Question:
On the ellipse $\frac{x^{2}}{8}+\frac{y^{2}}{4}=1$ let $P$ be a point in the second quadrant such that the tangent at $P$ to the ellipse is perpendicular to the line $x+2 y=0 .$ Let $S$ and $S^{\prime}$ be the foci of the ellipse and e be its eccentricity.
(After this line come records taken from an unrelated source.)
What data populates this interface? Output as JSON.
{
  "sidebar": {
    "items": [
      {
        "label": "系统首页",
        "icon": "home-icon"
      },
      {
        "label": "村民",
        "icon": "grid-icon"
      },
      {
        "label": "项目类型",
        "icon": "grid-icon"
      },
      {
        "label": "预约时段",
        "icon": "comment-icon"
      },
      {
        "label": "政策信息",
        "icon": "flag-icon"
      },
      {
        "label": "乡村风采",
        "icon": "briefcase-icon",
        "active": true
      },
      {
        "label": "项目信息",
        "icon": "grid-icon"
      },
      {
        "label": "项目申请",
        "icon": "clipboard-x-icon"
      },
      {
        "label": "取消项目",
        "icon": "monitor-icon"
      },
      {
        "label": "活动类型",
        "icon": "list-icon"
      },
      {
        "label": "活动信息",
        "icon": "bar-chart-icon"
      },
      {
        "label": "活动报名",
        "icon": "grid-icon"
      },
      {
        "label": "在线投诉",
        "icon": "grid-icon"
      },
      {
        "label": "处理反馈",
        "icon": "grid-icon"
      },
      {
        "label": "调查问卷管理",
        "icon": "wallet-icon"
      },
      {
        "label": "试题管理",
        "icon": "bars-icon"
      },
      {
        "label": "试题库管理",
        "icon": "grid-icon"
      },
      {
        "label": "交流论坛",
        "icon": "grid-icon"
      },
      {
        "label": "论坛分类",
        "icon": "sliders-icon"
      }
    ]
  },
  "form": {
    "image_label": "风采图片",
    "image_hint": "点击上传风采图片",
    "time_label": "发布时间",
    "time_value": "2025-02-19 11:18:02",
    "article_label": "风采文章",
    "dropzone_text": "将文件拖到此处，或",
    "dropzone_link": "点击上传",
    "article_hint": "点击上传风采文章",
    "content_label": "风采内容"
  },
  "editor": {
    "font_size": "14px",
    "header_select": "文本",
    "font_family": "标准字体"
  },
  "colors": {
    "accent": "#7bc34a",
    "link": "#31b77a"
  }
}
If $\mathrm{A}$ is the area of the triangle $\mathrm{SPS}^{\prime}$ then, the value of $\left(5-\mathrm{e}^{2}\right) . \mathrm{A}$ is :
Correct Option: 1
Solution:
Equation of tangent: $y=2 x+6$ at $\mathrm{P}$
$\therefore \mathrm{P}(-8 / 3,2 / 3)$
$e=\frac{1}{\sqrt{2}}$
$S \& S^{\prime}=(-2,0) \&(2,0)$
Area of $\Delta \mathrm{SPS}^{\prime}=\frac{1}{2} \times 4 \times \frac{2}{3}$
$A=\frac{4}{3}$
$\therefore\left(5-\mathrm{e}^{2}\right) \mathrm{A}=\left(5-\frac{1}{2}\right) \frac{4}{3}=6$